Data Transfer to the United States: Frequently Asked Questions

1. Has LogicMonitor, Inc. (“LogicMonitor”) ever received a request for information pursuant to U.S. Intelligence Authorities?

We understand that based on a review of records over the past five years, LogicMonitor in the United States have not identified any such request.

2. Why would the U.S. government be interested in LogicMonitor’s information?

It would not be. The U.S. government is primarily interested in information that relates to the ability of the United States to defend itself against an actual or potential attack or other grave hostile acts of a foreign power or an agent of a foreign power; sabotage, international terrorism, or the international proliferation of weapons of mass destruction by a foreign power or an agent of a foreign power; or clandestine intelligence activities by an intelligence service or network of a foreign power or by an agent of a foreign power. LogicMonitor is highly unlikely to possess any of these types of information because of the types of customers we service (legitimate, and often large, publicly-traded, and/or highly regulated corporations, including without limitation, managed service providers, and resellers), the types of services it provides (technology systems instrumentation and observability), and the types of personal data it processes (ordinary commercial information like employee, customer, and sales records).
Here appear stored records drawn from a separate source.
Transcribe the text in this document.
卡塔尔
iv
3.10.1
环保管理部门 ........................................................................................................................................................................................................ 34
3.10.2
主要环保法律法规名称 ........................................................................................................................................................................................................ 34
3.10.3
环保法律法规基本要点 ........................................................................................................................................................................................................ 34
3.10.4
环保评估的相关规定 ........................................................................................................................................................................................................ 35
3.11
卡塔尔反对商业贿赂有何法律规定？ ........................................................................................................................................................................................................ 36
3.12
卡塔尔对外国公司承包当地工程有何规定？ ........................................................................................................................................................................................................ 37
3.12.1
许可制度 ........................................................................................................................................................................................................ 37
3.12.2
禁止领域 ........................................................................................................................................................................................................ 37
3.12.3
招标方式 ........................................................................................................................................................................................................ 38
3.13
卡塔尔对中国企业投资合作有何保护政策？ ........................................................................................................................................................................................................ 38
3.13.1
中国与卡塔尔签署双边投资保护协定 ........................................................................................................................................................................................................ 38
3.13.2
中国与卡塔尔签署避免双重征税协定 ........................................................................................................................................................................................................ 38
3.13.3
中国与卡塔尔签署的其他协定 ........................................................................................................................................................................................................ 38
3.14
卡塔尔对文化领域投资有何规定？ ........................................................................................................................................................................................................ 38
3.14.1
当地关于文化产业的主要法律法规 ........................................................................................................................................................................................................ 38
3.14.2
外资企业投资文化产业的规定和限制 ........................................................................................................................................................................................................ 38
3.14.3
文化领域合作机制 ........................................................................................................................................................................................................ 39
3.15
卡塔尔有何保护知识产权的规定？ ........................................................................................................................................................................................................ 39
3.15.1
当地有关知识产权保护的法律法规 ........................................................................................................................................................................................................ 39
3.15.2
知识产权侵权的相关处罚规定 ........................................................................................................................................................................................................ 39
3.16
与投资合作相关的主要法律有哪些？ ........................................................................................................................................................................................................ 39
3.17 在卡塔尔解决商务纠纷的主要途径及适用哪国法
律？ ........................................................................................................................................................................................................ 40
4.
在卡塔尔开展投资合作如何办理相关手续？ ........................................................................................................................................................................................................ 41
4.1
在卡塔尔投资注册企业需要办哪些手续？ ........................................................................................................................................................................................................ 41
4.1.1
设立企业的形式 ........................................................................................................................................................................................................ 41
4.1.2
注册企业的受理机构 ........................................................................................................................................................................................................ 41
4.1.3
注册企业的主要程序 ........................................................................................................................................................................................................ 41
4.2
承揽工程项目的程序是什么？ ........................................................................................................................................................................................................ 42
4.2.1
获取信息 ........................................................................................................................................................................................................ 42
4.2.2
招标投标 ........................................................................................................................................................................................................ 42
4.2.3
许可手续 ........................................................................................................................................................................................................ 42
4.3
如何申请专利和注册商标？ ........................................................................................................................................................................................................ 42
Unlike internet service providers or providers of email, telecommunications, social media, or similar accounts to the public, organizations like LogicMonitor are not traditionally the focus of U.S. surveillance laws.

3. Is LogicMonitor likely to receive a directive for information pursuant to Section 702 of the Foreign Intelligence Surveillance Act (FISA)?

No. The communications sent or received via LogicMonitor’s internal communication systems and the information stored on its servers, both of which could potentially be within the purview of Section 702, would be unlikely to contain the foreign intelligence information of interest to the U.S. government. Due to the nature of LogicMonitor’s business, communications between LogicMonitor and its international subsidiaries or non-U.S. persons (such as clients) are unlikely to be targeted as sources of the foreign intelligence information the U.S. government seeks (i.e., evidence about terrorism, weapons proliferation, malicious cyber actors, etc.)

4. Is LogicMonitor likely to receive a surveillance request pursuant to Executive Order 12,333 (EO 12,333)?

No. EO 12,333 addresses the U.S. government’s foreign intelligence collection techniques conducted outside the United States. It provides the basis for certain intelligence surveillance activities beyond the activities regulated by FISA. EO 12,333 does not authorize the collection of communications on U.S. soil and does not require private entities to comply with surveillance requests.

5. Is LogicMonitor U.S. likely to receive a national security letter pursuant to the USA Patriot Act?

No. LogicMonitor U.S. does not typically maintain the information sought by national security letters, such as personal telephone and email records, financial records, and credit information.

6. Does LogicMonitor have any technical protections in place to mitigate the potential risk of requests for information pursuant to U.S. Intelligence Authorities?

Yes. LogicMonitor’s policy is to ensure that all customer data transmitted across public networks is encrypted, which helps to mitigate the risk that the U.S. government could successfully leverage an electronic communication service provider or remote computing service to surveil LogicMonitor’s customers’ data while in-transit and obtain LogicMonitor U.S. data, such as under Section 702 or pursuant to a national security letter.